Pour déterminer \(p_E\) dans le cas sur-critique, nous allons étudier la suite \(\left(P\{ Z_n=0\}\right)_n\). C’est une suite croissante, majorée par \(1\). Elle possède une limite dans \([0,1]\), et \(p_E = \lim_{n} \uparrow P\{Z_n =0\}\).
On note \(P\{Z_1=0\} = Q\{0\}\) ou encore \(P\{Z_1=0\} = G_Q(0)\).
La relation entre \(P\{Z_n=0\}\) et \(G_Q\) est (relativement) simple et pas inattendue.
Si on note \(G_{Z_n}\) la fonction génératrice de la loi de \(Z_n\),
on a d’abord \(G_{Z_1}=G_Q\).
\[\begin{align*}
\mathbb{E} \left[s^{Z_{n+1}} \mid \sigma(Z_n) \right]
& = \mathbb{E} \left[s^{\sum_{i=1}^{Z_n} X^n_i} \mid \sigma(Z_n) \right] \\
& = \mathbb{E} \left[\prod_{i=1}^{Z_n} s^{X^n_i} \mid \sigma(Z_n) \right] \\
& = \prod_{i=1}^{Z_n} \mathbb{E} \left[ s^{X^n_i} \mid \sigma(Z_n) \right] \\
& = \prod_{i=1}^{Z_n} G_Q(s) \\
& = (G_Q(s))^{Z_n} \, .
\end{align*}\]
On en déduit: \[G_{Z_{n+1}}(s) = \mathbb{E} \left[(G_Q(s))^{Z_n}\right] = G_{Z_n} (G_Q(s))\]
D’où (par récurrence sur \(n\)) : \[G_{Z_n} = \underbrace{G_Q \circ \ldots \circ G_Q}_{n \text{ fois}}\]
Comme \[P\{ Z_n = 0\} = G_{Z_n}(0)\] on a \[P\{ Z_n = 0\} = \underbrace{G_Q \circ \ldots \circ G_Q}_{n \text{ fois}}(0)\] la suite \(P\{ Z_n = 0\}\), vérifie la récurrence \(u_{n+1} = G_Q(u_n)\) avec \(u_1=Q\{0\}\).
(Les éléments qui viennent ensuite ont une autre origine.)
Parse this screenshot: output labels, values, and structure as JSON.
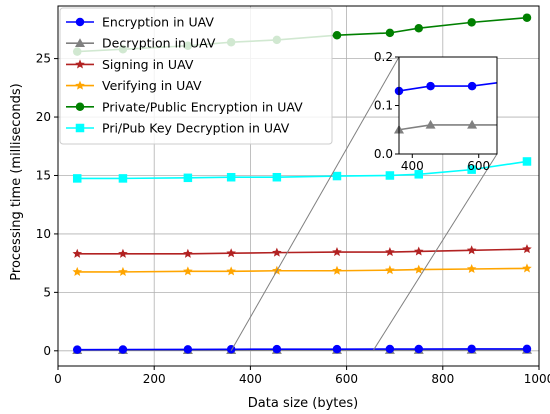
{
  "chart_data": {
    "type": "line",
    "xlabel": "Data size (bytes)",
    "ylabel": "Processing time (milliseconds)",
    "xlim": [
      0,
      1000
    ],
    "ylim": [
      -1.3,
      29.5
    ],
    "xticks": [
      0,
      200,
      400,
      600,
      800,
      1000
    ],
    "yticks": [
      0,
      5,
      10,
      15,
      20,
      25
    ],
    "grid": true,
    "legend_position": "upper-left",
    "x": [
      40,
      135,
      270,
      360,
      455,
      580,
      690,
      750,
      860,
      975
    ],
    "series": [
      {
        "name": "Encryption in UAV",
        "color": "#0000ff",
        "marker": "circle",
        "values": [
          0.1,
          0.11,
          0.12,
          0.13,
          0.14,
          0.14,
          0.15,
          0.15,
          0.16,
          0.16
        ]
      },
      {
        "name": "Decryption in UAV",
        "color": "#808080",
        "marker": "triangle",
        "values": [
          0.05,
          0.05,
          0.05,
          0.05,
          0.06,
          0.06,
          0.06,
          0.06,
          0.07,
          0.07
        ]
      },
      {
        "name": "Signing in UAV",
        "color": "#b22222",
        "marker": "star",
        "values": [
          8.3,
          8.3,
          8.3,
          8.35,
          8.4,
          8.45,
          8.45,
          8.5,
          8.6,
          8.7
        ]
      },
      {
        "name": "Verifying in UAV",
        "color": "#ffa500",
        "marker": "star",
        "values": [
          6.75,
          6.75,
          6.8,
          6.8,
          6.85,
          6.85,
          6.9,
          6.95,
          7.0,
          7.05
        ]
      },
      {
        "name": "Private/Public Encryption in UAV",
        "color": "#008000",
        "marker": "circle",
        "values": [
          25.6,
          25.8,
          26.1,
          26.4,
          26.6,
          27.0,
          27.2,
          27.6,
          28.1,
          28.5
        ]
      },
      {
        "name": "Pri/Pub Key Decryption in UAV",
        "color": "#00ffff",
        "marker": "square",
        "values": [
          14.75,
          14.75,
          14.8,
          14.85,
          14.85,
          14.95,
          15.0,
          15.1,
          15.5,
          16.2
        ]
      }
    ],
    "inset": {
      "xlim": [
        360,
        655
      ],
      "ylim": [
        0,
        0.2
      ],
      "xticks": [
        400,
        600
      ],
      "yticks": [
        0.0,
        0.1,
        0.2
      ],
      "grid": false,
      "series_shown": [
        "Encryption in UAV",
        "Decryption in UAV"
      ]
    }
  }
}
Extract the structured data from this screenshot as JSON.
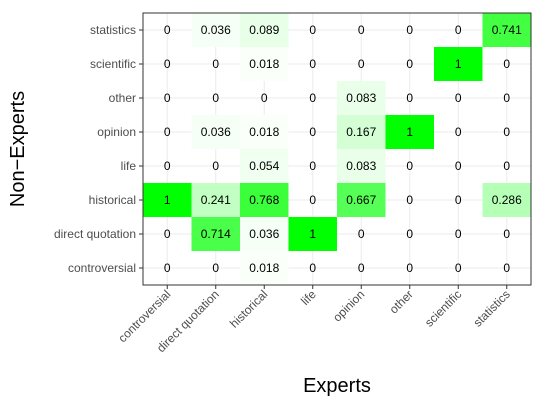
{
  "chart_data": {
    "type": "heatmap",
    "xlabel": "Experts",
    "ylabel": "Non−Experts",
    "x_categories": [
      "controversial",
      "direct quotation",
      "historical",
      "life",
      "opinion",
      "other",
      "scientific",
      "statistics"
    ],
    "y_categories": [
      "controversial",
      "direct quotation",
      "historical",
      "life",
      "opinion",
      "other",
      "scientific",
      "statistics"
    ],
    "value_range": [
      0,
      1
    ],
    "color_low": "#ffffff",
    "color_high": "#00ff00",
    "grid": true,
    "legend": "none",
    "cells": [
      [
        "0",
        "0",
        "0.018",
        "0",
        "0",
        "0",
        "0",
        "0"
      ],
      [
        "0",
        "0.714",
        "0.036",
        "1",
        "0",
        "0",
        "0",
        "0"
      ],
      [
        "1",
        "0.241",
        "0.768",
        "0",
        "0.667",
        "0",
        "0",
        "0.286"
      ],
      [
        "0",
        "0",
        "0.054",
        "0",
        "0.083",
        "0",
        "0",
        "0"
      ],
      [
        "0",
        "0.036",
        "0.018",
        "0",
        "0.167",
        "1",
        "0",
        "0"
      ],
      [
        "0",
        "0",
        "0",
        "0",
        "0.083",
        "0",
        "0",
        "0"
      ],
      [
        "0",
        "0",
        "0.018",
        "0",
        "0",
        "0",
        "1",
        "0"
      ],
      [
        "0",
        "0.036",
        "0.089",
        "0",
        "0",
        "0",
        "0",
        "0.741"
      ]
    ]
  }
}
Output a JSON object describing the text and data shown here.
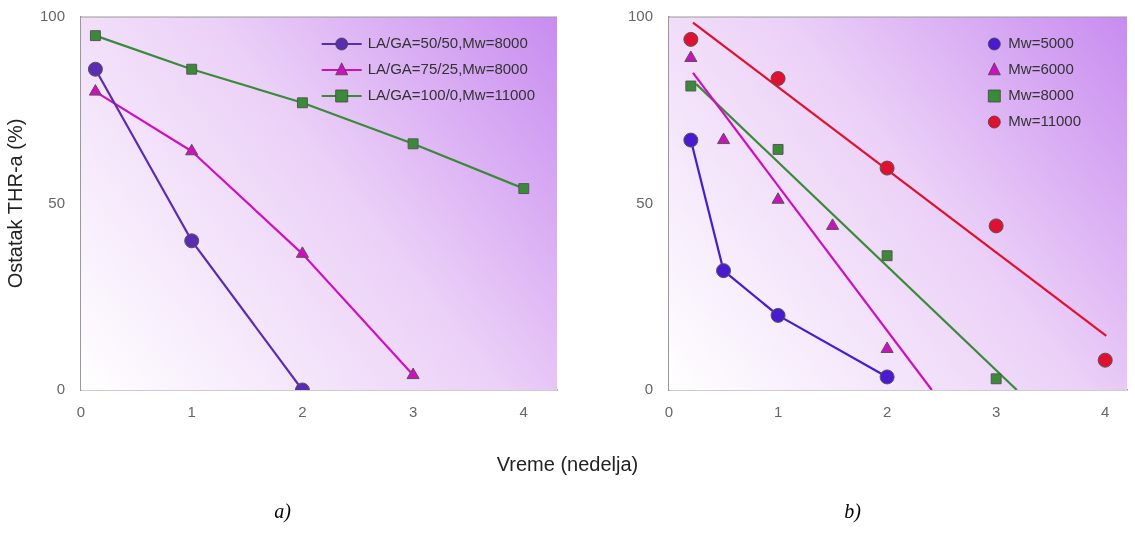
{
  "chart_data": [
    {
      "type": "line",
      "ylabel": "Ostatak THR-a (%)",
      "xlabel": "Vreme (nedelja)",
      "annotations": [
        "a)"
      ],
      "xlim": [
        0,
        4.3
      ],
      "xticks": [
        0,
        1,
        2,
        3,
        4
      ],
      "ylim": [
        0,
        100
      ],
      "yticks": [
        0,
        50,
        100
      ],
      "legend": "top right",
      "grid": false,
      "series": [
        {
          "name": "LA/GA=50/50,Mw=8000",
          "color": "#5a2cb0",
          "marker": "circle",
          "x": [
            0.13,
            1,
            2
          ],
          "values": [
            86,
            40,
            0
          ]
        },
        {
          "name": "LA/GA=75/25,Mw=8000",
          "color": "#d010c0",
          "marker": "triangle",
          "x": [
            0.13,
            1,
            2,
            3
          ],
          "values": [
            80,
            64,
            36.5,
            4
          ]
        },
        {
          "name": "LA/GA=100/0,Mw=11000",
          "color": "#3a8a3a",
          "marker": "square",
          "x": [
            0.13,
            1,
            2,
            3,
            4
          ],
          "values": [
            95,
            86,
            77,
            66,
            54
          ]
        }
      ]
    },
    {
      "type": "scatter",
      "annotations": [
        "b)"
      ],
      "xlim": [
        0,
        4.2
      ],
      "xticks": [
        0,
        1,
        2,
        3,
        4
      ],
      "ylim": [
        0,
        100
      ],
      "yticks": [
        0,
        50,
        100
      ],
      "legend": "top right",
      "grid": false,
      "series": [
        {
          "name": "Mw=5000",
          "type": "line",
          "color": "#4a1ad0",
          "marker": "circle",
          "x": [
            0.2,
            0.5,
            1,
            2
          ],
          "values": [
            67,
            32,
            20,
            3.5
          ]
        },
        {
          "name": "Mw=6000",
          "color": "#cc10c0",
          "marker": "triangle",
          "x": [
            0.2,
            0.5,
            1,
            1.5,
            2
          ],
          "values": [
            89,
            67,
            51,
            44,
            11
          ]
        },
        {
          "name": "Mw=8000",
          "color": "#3a8a3a",
          "marker": "square",
          "x": [
            0.2,
            1,
            2,
            3
          ],
          "values": [
            81.5,
            64.5,
            36,
            3
          ]
        },
        {
          "name": "Mw=11000",
          "color": "#e01030",
          "marker": "circle",
          "x": [
            0.2,
            1,
            2,
            3,
            4
          ],
          "values": [
            94,
            83.5,
            59.5,
            44,
            8
          ]
        },
        {
          "type": "line",
          "color": "#cc10c0",
          "marker": "none",
          "x": [
            0.22,
            2.41
          ],
          "values": [
            85,
            0
          ]
        },
        {
          "type": "line",
          "color": "#3a8a3a",
          "marker": "none",
          "x": [
            0.25,
            3.19
          ],
          "values": [
            82,
            0
          ]
        },
        {
          "type": "line",
          "color": "#e01030",
          "marker": "none",
          "x": [
            0.22,
            4.01
          ],
          "values": [
            98.5,
            14.5
          ]
        }
      ]
    }
  ]
}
Notons \(\tau\) la solution non-triviale de \(x=G_Q(x)\).
Si \(u \in [0, \tau[\), alors \[u < G_Q(u) < \tau\]
Cette observation permet de déduire que la suite \((u_n)_n\) définie par \(u_{n+1} = G_Q(u_n)\) et \(u_1=Q\{0\}\) et croissante et majorée par \(\tau\). Elle admet une limite qui est un point fixe de \(G_Q\), c’est donc \(\tau\).
On peut donc conclure que dans le cas sur-critique, la probabilité d’extinction est la solution non-triviale de l’équation \(x=G_Q(x)\).